Es existieren durchaus funktionierende Transportflugzeuge, die einfach hätten gekauft werden können. Wichtiger war aber den beteiligten Nationen, auch der Bundesrepublik, dass es eine europäische Eigenentwicklung werden soll. So wie beim Eurofighter, der einmal Jäger 90 hieß, weil er bereits in den 90er-Jahren eingeführt werden sollte. Industriepolitische Argumente siegten über die militärischen Erfordernisse. Und so ist es bis heute. Die Bundeswehr und ihre neue Chefin haben also nicht nur ein Management-Problem, sondern ein handfestes politisches. Es bedarf nicht weniger als eines Kurswechsels in der Verteidigungs- und Außenpolitik. Ausrüstung, Truppenstärke und deren Struktur müssen endlich den – hoffentlich bald definierten – Erfordernissen angepasst und dann auch vernünftig gemanagt werden. Dass Soldaten auf ihrem Weg in den Nordirak tagelang in Bulgarien festsitzen, weil sie mit einer Ersatzmaschine unterwegs sind, entbehrt nicht einer gewissen Komik. Beinahe sieht es so aus, als wären von der Leyens Vorgänger und deren Bürokraten subversive Pazifisten gewesen, die durch ihr Tun eine Kriegsbeteiligung Deutschlands unter allen Umständen verhindern wollten. Ganz ohne Spaß gefährdet aber eine unzureichende Ausrüstung im Ernstfall das Leben der Soldaten.
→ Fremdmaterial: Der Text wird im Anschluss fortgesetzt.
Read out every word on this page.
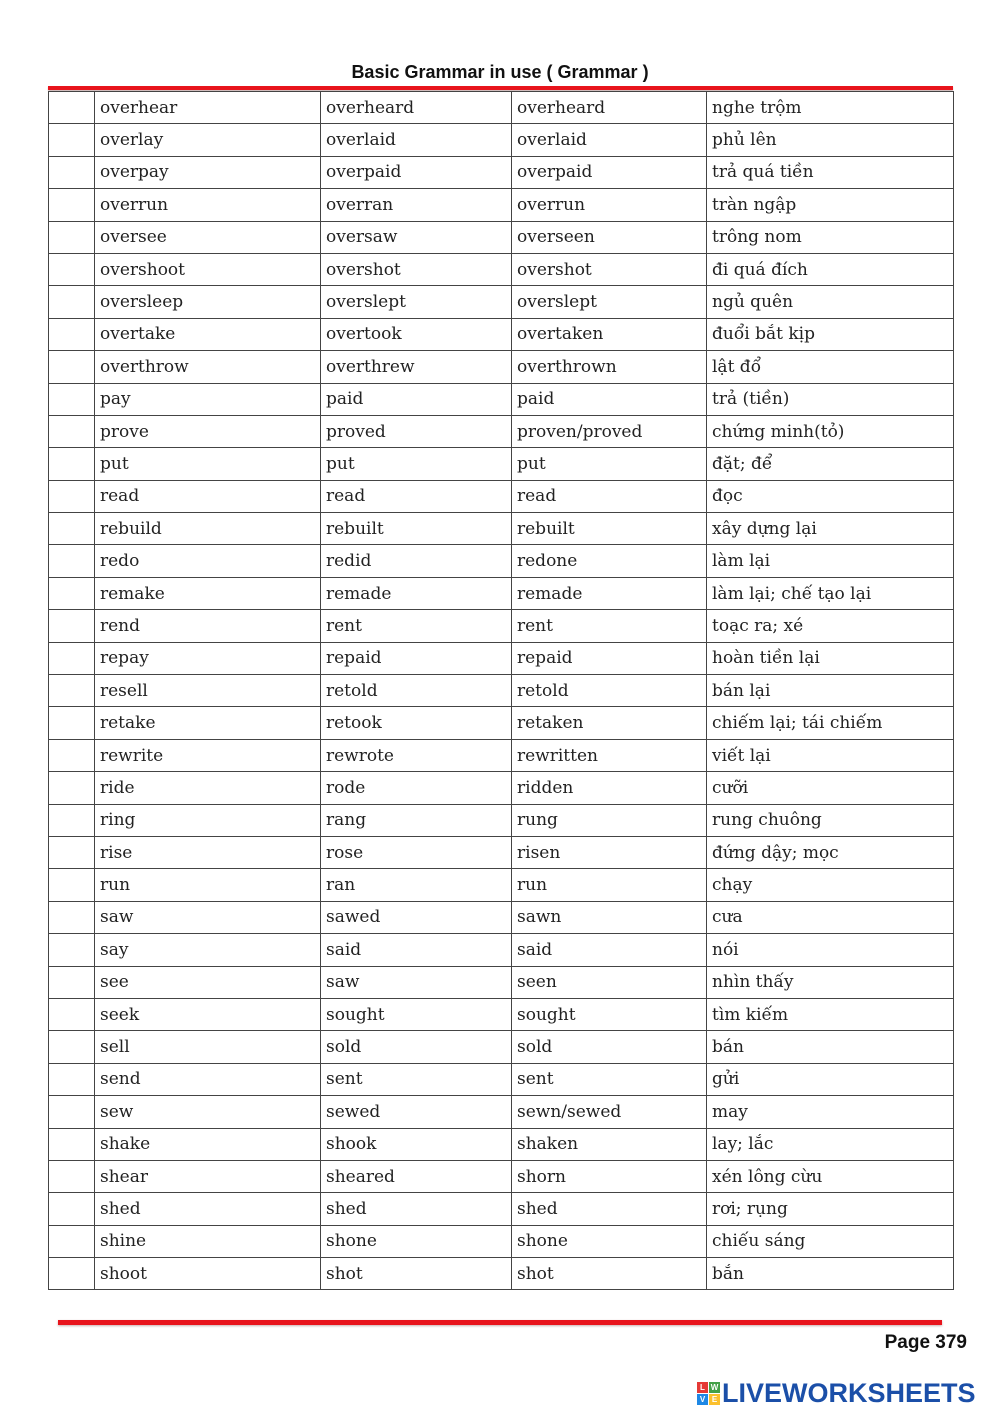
Basic Grammar in use ( Grammar )
	overhear	overheard	overheard	nghe trộm
	overlay	overlaid	overlaid	phủ lên
	overpay	overpaid	overpaid	trả quá tiền
	overrun	overran	overrun	tràn ngập
	oversee	oversaw	overseen	trông nom
	overshoot	overshot	overshot	đi quá đích
	oversleep	overslept	overslept	ngủ quên
	overtake	overtook	overtaken	đuổi bắt kịp
	overthrow	overthrew	overthrown	lật đổ
	pay	paid	paid	trả (tiền)
	prove	proved	proven/proved	chứng minh(tỏ)
	put	put	put	đặt; để
	read	read	read	đọc
	rebuild	rebuilt	rebuilt	xây dựng lại
	redo	redid	redone	làm lại
	remake	remade	remade	làm lại; chế tạo lại
	rend	rent	rent	toạc ra; xé
	repay	repaid	repaid	hoàn tiền lại
	resell	retold	retold	bán lại
	retake	retook	retaken	chiếm lại; tái chiếm
	rewrite	rewrote	rewritten	viết lại
	ride	rode	ridden	cưỡi
	ring	rang	rung	rung chuông
	rise	rose	risen	đứng dậy; mọc
	run	ran	run	chạy
	saw	sawed	sawn	cưa
	say	said	said	nói
	see	saw	seen	nhìn thấy
	seek	sought	sought	tìm kiếm
	sell	sold	sold	bán
	send	sent	sent	gửi
	sew	sewed	sewn/sewed	may
	shake	shook	shaken	lay; lắc
	shear	sheared	shorn	xén lông cừu
	shed	shed	shed	rơi; rụng
	shine	shone	shone	chiếu sáng
	shoot	shot	shot	bắn
Page 379
L W
V E LIVEWORKSHEETS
Das war allerdings auch schon lange vor dem neuen Gutachten für das Verteidigungsministerium bekannt. Die ehrgeizige Ministerin hätte sich nicht dahinter verstecken müssen. Vor allem hätte sie ihr erstes Amtsjahr nicht damit verbringen sollen, der Bundeswehr vor allem einen familienfreundlicheren Anstrich inklusive Flachbildschirmen in Soldatenunterkünften verpassen zu wollen. Auch schön. Aber die Prioritäten für das Amt, das sie mit aller Macht angestrebt hat, sind andere. Immerhin gibt es jetzt kein Zurück mehr für die Ministerin, der ein starkes Streben Richtung Kanzleramt nachgesagt wird. Sie wird jetzt liefern müssen, vor allem auch zum Wohl der Streitkräfte und der Steuerzahler – oder das Amt droht ihr, wie so manchem ihrer Vorgänger, zum Schleudersitz zu werden.